Merry Christmas

/end of the world joke to start off today’s blog

We are now entering the final hours of Christmas Day. By now, you’ve all seen several different family members, you’ve watched all and/or some of either A Christmas Story and It’s a Wonderful Life, and you’ve opened presents. Unless you’re Jewish, and if you are, then I don’t care about you.

It’s impossible to be unhappy on Christmas. Everybody is so jolly and so optimistic that it is contagious. I see pictures on Facebook of my friends posing with their 90-year-old grandmas, and others posting photos of their dog in a Santa outfit, and it’s impossible to see that and not feel a little holiday cheer.

I really don’t have too much to offer today, but I wanted to wish everybody a very Merry Christmas. It’s been a wild year for our planet, and the 2012 word of the year — in the worst possible way — is Sandy. From Sandusky to Hurricane Sandy to Sandy Hook Elementary School, it’s just incredibly eerie how much tragedy that word was associated with this year.

And it’s also been a wild year for pop culture. We had —

12 Carly Raes
11 Gangnam Styles
10 Unimpressed McKayla Maroneys
9 Taylor Swift breakups
8 Katniss Everdeens
7 Clint Eastwoods talking to invisible chairs
6 Kate Middleton wardrobe scandals
5[0] Shades of Grey
4 One Directions (+1)
3 Kony 2012s
2 months of Linsanity
and a partridge in a pair tree.

We had a tightly contested presidential election that didn’t turn out to be tightly contested at all.

We had a 12/12/12 benefit concert that you wouldn’t see anywhere else in the world except for New York City.
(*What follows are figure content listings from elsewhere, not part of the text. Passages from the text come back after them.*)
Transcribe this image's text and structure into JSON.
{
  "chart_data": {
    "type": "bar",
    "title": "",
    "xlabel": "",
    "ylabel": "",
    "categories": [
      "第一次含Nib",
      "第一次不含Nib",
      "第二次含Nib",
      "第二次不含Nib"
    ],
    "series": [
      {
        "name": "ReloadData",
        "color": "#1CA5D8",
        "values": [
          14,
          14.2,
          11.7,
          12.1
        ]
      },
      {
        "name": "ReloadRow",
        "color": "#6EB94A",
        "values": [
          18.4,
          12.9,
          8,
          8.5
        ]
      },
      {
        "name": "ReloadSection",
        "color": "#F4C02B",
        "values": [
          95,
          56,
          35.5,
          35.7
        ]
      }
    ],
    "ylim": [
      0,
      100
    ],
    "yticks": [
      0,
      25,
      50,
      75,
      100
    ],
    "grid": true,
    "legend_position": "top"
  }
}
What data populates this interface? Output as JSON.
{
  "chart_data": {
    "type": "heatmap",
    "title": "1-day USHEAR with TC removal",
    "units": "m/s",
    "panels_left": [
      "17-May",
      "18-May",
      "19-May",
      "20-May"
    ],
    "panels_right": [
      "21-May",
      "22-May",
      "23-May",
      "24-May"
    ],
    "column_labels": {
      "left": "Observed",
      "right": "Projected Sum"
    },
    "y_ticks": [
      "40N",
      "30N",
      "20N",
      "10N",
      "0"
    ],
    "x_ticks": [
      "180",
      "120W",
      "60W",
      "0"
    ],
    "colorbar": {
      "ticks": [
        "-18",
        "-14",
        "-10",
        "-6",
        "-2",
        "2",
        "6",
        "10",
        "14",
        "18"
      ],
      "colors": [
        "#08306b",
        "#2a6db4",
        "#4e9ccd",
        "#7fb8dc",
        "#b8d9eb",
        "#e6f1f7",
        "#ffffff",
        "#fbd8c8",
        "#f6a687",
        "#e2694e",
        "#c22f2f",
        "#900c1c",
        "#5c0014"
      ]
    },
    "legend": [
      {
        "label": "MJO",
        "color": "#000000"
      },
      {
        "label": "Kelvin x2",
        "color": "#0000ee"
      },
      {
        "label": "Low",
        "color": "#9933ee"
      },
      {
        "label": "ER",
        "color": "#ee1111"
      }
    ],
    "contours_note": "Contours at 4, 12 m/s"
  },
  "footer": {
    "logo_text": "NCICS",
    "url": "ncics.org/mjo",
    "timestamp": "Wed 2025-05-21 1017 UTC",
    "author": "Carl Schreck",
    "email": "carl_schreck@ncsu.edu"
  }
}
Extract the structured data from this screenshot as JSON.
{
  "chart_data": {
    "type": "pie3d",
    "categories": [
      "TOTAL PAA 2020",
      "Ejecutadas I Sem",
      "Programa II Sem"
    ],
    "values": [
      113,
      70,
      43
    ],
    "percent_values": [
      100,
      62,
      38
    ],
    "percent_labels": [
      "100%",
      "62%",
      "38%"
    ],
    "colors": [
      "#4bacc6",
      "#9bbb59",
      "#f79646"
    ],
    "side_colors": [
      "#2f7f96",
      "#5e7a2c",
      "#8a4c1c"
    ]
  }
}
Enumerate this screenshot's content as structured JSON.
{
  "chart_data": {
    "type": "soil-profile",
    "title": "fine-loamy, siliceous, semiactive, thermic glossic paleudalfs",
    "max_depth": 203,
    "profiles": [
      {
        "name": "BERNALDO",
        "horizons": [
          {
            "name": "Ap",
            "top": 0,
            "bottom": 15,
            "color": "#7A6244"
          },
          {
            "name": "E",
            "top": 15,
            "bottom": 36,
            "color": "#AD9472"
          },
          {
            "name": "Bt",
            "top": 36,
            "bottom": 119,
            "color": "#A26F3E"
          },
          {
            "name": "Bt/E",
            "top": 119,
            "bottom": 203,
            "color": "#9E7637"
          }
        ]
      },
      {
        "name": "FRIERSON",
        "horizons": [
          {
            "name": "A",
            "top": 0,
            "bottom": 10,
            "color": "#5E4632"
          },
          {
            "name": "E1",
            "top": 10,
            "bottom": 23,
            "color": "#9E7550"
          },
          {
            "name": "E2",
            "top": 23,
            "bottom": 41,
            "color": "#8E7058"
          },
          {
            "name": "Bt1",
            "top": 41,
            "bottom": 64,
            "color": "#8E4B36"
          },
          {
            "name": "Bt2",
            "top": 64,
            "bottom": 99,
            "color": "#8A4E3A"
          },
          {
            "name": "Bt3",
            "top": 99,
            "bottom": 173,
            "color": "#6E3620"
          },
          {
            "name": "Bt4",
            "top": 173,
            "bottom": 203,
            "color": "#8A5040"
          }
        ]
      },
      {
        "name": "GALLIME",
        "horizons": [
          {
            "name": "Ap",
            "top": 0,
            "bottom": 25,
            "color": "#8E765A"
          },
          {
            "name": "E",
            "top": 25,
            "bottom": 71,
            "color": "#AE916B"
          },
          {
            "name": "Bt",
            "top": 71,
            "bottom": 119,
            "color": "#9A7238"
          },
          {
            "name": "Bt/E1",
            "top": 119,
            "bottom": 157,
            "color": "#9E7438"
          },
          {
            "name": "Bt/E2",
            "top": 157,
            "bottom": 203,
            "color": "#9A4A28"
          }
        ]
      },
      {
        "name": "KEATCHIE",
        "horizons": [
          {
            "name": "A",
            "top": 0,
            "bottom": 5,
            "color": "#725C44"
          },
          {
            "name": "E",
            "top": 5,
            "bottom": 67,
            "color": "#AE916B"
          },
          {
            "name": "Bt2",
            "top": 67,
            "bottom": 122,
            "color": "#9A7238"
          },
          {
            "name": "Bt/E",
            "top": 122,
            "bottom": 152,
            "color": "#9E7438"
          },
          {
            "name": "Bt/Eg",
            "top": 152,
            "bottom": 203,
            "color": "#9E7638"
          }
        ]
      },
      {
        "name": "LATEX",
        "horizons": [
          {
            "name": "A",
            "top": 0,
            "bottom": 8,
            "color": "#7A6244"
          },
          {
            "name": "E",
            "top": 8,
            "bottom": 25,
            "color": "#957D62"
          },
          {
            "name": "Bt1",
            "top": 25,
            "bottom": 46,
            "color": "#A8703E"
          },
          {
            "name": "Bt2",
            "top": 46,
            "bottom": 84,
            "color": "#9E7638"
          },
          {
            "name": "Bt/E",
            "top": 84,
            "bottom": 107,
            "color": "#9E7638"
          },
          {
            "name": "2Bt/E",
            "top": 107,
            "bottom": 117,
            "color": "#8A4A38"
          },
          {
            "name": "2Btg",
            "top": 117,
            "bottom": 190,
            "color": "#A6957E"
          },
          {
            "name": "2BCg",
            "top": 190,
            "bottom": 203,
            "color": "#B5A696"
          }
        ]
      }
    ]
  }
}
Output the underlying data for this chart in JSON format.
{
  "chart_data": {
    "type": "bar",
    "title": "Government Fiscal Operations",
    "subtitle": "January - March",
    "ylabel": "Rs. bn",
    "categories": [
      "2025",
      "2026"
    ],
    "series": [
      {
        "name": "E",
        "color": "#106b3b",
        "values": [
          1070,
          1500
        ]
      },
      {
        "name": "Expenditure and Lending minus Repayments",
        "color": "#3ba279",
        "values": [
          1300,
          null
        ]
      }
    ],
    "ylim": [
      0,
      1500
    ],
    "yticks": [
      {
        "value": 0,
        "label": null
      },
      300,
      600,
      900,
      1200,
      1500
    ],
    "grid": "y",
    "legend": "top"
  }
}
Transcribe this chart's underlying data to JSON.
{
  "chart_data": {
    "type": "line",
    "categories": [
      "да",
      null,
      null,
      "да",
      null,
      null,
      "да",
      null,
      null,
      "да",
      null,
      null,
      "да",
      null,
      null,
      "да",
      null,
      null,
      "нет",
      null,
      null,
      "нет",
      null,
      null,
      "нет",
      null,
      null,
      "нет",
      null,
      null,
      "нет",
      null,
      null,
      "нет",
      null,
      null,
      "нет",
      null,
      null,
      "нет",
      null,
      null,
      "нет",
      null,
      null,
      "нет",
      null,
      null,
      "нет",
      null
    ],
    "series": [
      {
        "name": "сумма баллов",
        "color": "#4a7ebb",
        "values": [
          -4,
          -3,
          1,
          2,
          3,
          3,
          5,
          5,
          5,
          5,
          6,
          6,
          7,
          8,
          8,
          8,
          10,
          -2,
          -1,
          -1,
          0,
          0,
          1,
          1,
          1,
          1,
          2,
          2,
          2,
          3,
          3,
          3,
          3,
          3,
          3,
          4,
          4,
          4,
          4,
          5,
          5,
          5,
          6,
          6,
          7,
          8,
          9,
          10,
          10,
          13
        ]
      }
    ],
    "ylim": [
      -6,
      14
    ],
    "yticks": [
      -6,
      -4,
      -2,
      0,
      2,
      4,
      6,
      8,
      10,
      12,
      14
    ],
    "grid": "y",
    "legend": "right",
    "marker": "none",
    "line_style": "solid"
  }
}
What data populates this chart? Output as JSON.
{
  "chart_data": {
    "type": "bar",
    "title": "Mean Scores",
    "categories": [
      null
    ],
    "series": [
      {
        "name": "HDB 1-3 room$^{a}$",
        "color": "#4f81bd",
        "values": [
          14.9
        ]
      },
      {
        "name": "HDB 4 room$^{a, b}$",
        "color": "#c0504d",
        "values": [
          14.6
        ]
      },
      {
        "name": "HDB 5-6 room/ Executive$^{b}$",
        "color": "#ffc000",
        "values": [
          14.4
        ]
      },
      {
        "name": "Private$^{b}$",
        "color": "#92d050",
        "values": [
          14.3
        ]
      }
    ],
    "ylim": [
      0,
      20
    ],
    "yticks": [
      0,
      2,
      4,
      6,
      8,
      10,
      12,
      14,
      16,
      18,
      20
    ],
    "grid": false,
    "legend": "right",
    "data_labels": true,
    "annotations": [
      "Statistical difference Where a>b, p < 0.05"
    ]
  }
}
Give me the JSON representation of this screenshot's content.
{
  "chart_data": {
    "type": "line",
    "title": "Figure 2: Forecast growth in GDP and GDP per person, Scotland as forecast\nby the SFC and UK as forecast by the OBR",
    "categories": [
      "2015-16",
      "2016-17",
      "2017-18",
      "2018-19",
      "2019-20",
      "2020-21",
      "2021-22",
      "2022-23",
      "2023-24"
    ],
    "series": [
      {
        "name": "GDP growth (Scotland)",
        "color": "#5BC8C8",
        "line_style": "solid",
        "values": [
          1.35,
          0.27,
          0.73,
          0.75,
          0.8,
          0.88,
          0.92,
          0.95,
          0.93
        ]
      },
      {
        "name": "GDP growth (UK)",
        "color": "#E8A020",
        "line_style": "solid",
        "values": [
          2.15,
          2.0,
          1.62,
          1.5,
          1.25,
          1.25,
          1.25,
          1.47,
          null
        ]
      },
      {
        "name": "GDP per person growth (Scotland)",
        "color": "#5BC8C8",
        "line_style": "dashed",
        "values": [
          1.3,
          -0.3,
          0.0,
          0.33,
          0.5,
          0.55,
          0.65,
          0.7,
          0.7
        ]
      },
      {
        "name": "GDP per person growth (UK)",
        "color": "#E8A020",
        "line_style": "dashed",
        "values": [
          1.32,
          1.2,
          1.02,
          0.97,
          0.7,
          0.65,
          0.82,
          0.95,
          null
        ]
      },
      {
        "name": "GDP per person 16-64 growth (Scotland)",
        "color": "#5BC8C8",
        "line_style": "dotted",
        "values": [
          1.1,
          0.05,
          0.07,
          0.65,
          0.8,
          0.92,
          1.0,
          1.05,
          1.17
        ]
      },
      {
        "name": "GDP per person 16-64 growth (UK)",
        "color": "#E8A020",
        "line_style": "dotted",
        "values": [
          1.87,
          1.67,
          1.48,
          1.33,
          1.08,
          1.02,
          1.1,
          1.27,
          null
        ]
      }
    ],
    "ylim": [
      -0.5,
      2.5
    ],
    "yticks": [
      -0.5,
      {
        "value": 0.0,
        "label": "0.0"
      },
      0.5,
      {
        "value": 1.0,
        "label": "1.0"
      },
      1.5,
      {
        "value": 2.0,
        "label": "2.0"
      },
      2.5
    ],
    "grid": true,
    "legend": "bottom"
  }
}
We saw weed legalized in two states. And speaking of which, here is a funny clip of comedic actor Seth Rogen on Letterman last week, where the two had a five-minute casual conversation about marijuana.

And we had the Weinblog, as distasteful and mediocre as ever.

But enough reflecting on the past. The past is over, and the present is a gift, and that’s why they call it the future! I just butchered that saying awfully, didn’t I?

In exactly one week, it will be 2013. Something bizarre that recently occurred to me is that babies who are being born now, could conceivably live to the year 2100. All they’d have to do was live to be at least 87. How nuts is that?

So it’s time for everybody to set their New Years resolutions that they inevitably won’t achieve. I never try to concoct a New Years resolution, because it’s stupid, and yet — somebody always asks me if I have one.

And you can’t really just respond “no” because it makes you come off as complacent, unmotivated and lethargic. Which I completely am all of those things. but I just don’t need people to know that. So I have to come up with something like “get a better job” or “be nicer to people” or “travel.”

What do I really want to do this year? I want to overachieve and have sex with a really, really hot girl. I honestly think that can be doable. I want it to be a girl who people would look at and shed tears because she’s so good-looking.

If I’m going to reach for a lofty New Year’s resolution, then why can’t it be that? You see gorgeous chicks on television all the time. Why can’t I have sex with one them? Give me one good reason why.

And I don’t see why that wouldn’t be an admirable resolution. If I achieved it, it would do wonders for my self-esteem. I would think that if I can have sex with a “10,” then I can do anything. Achieving this resolution would set me on track to achieve my secondary New Years resolutions, like advancing in the working field, making more money, blah blah blah, and other unimportant things like that.

So there you have it. My New Years resolution is set.

If I can accomplish it, then I’ll have had the best year out of anyone I know. And trust me, come talk to me at this time next year, and you’ll know whether I accomplished it or not.

Alright so I have four more hours to keep eating unhealthy food with the excuse of “It’s the holidays” before I start hating myself. I might as well take advantage.

Oh and one piece of advice before I go — if you wear new clothes tomorrow that you only just got for Christmas today, then you are a poser. Try waiting a day.